One month since Avery went to Heaven…so I let myself break down a little this morning. I washed my hair so I knew I had to get up and dry it but I let myself lay back down in bed and let my crushed dreams take over for a bit.

Darkest thoughts about not having my son here :

    I don’t know the color of his eyes
    I don’t know what his voice sounds like
    I’ll never hear him tell me he loves me
    I don’t know if he likes legos, race cars, or what kind of toys
    I don’t know what sport is his favorite

And on and on and on…

I was still drowning in “what if”s and “if only”s when Jordan came home from work. All I could manage to say was “I want my baby”. Bluntly his response was “I know, but he’s not coming back”. In that moment it was exactly what I needed because I could either lay there and dwell on all the questions I have about when Avery’s “firsts” would’ve been and who he would have been and what he would have liked or I can have faith that I’ll see him again someday and he’ll tell me in his own voice that he loves me and what color his eyes are (most likely blue) and what his favorite toys and sports are (if there are those in Heaven but we know he must like football at least a little and is no doubt a Steelers fan).

This side of Heaven I still have things to do. My sweet Avery isn’t coming back to this life but I have to keep moving. Keep planning even though all the plans I had this year got completely derailed.
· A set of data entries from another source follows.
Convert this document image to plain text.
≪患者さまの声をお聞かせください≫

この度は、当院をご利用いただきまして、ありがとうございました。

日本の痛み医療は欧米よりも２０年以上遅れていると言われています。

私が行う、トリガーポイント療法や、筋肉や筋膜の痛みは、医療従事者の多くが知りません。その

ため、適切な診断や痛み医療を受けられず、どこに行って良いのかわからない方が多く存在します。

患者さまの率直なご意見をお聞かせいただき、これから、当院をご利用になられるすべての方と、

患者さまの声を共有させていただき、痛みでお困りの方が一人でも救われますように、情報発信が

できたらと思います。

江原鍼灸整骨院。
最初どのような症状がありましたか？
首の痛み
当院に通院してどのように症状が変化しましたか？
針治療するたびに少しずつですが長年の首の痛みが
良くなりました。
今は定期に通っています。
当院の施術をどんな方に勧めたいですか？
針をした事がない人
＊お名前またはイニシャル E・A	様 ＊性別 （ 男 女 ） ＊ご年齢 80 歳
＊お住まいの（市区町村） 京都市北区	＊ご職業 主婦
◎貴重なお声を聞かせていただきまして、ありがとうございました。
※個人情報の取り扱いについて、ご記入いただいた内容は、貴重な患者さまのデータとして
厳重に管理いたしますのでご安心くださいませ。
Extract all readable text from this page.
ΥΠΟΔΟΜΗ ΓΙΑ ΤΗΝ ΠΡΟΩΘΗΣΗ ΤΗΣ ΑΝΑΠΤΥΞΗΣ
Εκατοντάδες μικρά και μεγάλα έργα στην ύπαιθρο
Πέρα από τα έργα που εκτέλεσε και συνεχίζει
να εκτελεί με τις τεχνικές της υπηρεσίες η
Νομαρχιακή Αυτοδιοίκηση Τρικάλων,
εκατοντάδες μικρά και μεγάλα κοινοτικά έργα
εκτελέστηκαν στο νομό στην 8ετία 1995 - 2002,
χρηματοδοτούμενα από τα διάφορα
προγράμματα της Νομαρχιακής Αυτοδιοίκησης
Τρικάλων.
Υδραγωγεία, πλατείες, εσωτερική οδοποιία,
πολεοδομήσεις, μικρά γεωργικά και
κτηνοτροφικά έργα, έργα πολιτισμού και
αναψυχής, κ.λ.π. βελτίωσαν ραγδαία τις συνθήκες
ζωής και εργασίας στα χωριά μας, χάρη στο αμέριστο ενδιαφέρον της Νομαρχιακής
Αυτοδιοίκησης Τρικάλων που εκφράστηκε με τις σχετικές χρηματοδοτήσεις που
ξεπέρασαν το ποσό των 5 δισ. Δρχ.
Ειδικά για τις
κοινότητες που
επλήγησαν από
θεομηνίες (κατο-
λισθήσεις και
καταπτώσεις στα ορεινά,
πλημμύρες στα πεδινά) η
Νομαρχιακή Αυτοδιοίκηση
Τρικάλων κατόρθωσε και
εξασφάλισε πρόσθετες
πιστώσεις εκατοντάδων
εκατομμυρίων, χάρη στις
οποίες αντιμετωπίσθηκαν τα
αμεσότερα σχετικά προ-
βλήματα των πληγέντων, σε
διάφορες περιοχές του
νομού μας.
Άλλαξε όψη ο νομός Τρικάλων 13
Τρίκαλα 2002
The next few weeks leading up to our Christmas due date will be stressful and every morning I fight the battle between enjoying the holidays as they are and letting myself be enveloped by how I think they should be. I will keep fighting to survive this season because I have no choice but to move on in this life.

Jordan has booked us a mountain trip in January, a trophy for surviving the holidays and something to look forward to. We’ve taken two trips to the Smoky Mountain area; one before we were married and for our first anniversary. We find peace hiking and finding waterfalls so it may be just what we need.

As it’s been for the last month, one day at a time.

Trust in the Lord with all your heart
    and lean not on your own understanding; in all your ways submit to him, and he will make your paths straight.